What’s extraordinary then is that it’s taken me twenty years to figure out how to eat a croissant.
I know. I started by ripping the ends off. That was my original mode d’emploi: tear off a piece like you would decapitate a baguette, then spread butter and jam over it and pop it in. Sure, you end up with a plateful of flakes and a mouth that’s dripping with buttery jam, and certainly you run out of butter at the continental breakfast bar, but it’s delicate. And it’s more refined than biting into it like it was a pain au chocolat.
That was my next guess. Pick it up and munch it from one crescenty end to the other. The only trouble is that you end up with a puzzle about what to do with the jam and butter - do you spread it... on the top? And then if you try to cut it lengthways with the butter knife provided, you quickly realise that the consistency of an oven-baked croissant depends exclusively on its shape, and any attempt to slice through it results in the whole thing collapsing... into a plateful of flakes.

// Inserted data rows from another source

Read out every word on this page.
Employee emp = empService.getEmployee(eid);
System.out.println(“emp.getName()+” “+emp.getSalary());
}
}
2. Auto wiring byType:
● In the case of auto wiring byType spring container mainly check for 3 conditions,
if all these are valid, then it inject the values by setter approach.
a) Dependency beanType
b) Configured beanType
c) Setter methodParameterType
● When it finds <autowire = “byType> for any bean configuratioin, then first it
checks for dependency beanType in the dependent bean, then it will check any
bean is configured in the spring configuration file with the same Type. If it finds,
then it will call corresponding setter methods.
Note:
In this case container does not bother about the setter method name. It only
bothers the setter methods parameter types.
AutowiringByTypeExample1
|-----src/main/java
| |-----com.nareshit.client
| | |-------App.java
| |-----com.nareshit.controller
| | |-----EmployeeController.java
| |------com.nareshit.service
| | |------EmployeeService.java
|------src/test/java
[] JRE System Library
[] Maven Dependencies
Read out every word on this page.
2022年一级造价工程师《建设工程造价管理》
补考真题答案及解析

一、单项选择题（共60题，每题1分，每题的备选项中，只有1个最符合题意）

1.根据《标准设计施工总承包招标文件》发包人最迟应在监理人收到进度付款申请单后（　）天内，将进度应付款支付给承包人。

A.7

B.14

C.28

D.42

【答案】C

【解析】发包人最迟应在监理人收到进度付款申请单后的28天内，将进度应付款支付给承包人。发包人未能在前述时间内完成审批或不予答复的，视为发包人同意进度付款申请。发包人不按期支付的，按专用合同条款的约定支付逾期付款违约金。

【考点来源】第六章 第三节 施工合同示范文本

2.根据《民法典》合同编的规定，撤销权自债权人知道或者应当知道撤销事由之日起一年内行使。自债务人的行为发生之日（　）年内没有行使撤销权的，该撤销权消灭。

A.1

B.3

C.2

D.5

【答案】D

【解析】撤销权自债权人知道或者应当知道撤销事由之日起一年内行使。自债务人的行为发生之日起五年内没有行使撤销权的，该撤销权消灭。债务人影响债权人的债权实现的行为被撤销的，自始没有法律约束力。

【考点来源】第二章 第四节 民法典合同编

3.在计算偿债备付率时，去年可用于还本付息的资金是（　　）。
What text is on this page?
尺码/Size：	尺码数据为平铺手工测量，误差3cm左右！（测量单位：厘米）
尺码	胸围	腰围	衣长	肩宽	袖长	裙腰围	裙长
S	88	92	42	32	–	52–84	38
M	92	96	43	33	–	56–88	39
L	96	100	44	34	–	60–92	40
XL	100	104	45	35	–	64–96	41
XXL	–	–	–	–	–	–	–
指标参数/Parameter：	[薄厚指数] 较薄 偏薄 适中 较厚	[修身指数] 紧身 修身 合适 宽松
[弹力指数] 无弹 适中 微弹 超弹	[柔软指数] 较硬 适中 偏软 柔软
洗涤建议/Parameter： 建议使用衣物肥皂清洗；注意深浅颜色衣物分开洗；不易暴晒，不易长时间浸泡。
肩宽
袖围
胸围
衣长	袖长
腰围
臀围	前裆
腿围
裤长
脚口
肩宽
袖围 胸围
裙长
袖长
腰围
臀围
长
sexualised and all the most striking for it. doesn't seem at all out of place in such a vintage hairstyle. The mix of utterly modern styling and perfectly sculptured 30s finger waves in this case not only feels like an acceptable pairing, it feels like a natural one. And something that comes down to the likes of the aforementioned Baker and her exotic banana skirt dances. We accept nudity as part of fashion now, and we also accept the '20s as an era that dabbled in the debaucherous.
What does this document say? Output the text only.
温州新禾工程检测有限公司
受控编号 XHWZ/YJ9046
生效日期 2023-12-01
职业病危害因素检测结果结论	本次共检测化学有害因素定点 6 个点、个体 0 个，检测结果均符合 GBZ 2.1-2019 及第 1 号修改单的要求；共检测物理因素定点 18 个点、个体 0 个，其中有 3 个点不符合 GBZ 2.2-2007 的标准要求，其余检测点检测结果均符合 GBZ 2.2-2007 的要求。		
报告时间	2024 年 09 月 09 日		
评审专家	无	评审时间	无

It is possible that my family origin is French. One branch of us derives its name from Richard de Stybbe, a Norman nobleman who followed William the Conqueror with a wry quip and a love of punctuation and quizzes. I don’t know what Monsieur Richard de Stybbe would make of me massacring a croissant. The Bayeux Tapestry also doesn’t really cover the subject.
Anyway, for years now I’ve been using a knife and a fork (sometimes a spoon) to cut up my croissant as though it were a tiny, curved loaf of bread. Each segment gets dipped in or smattered with butter/jam/marmalade and is then slipped delicately into the mouth with the fork, leaving behind a rather smaller plateful... of flakes. For the record, I eat towering burgers in the same way, much to the hilarity of certain quarters, with a knife and a fork. Don’t get me started on massive burgers. If it’s too big to go in your mouth and requires a wooden tent peg to stop it falling apart, then it’s a good assumption that you’re not supposed to pick it up with your fingers and shove it in, and the use of implements like cutlery, whose actual job it is to make food the right shape for eating, is fair game. Leave me alone.
I digress. Apologies, Great Uncle Richard. For today I did something revolutionary. I took two croissants out of the packet, used a bread knife to cleanly cut them into long halves (which is much easier before they’re cooked) and put them in the oven at 200 degrees for two minutes.
Before there was time to raise the tricolour or sing the Marseillleise, four halves came out. I laid on the slices of butter and the marmalade and reassembled the croissants. Perfect melty, bready, freshly baked, buttery, marmaladey, croissanty goodness - which I sliced vertically into two and then ate in front of a YouTube video about the planets.
Yum. Though, I did still end up with a plateful of flakes.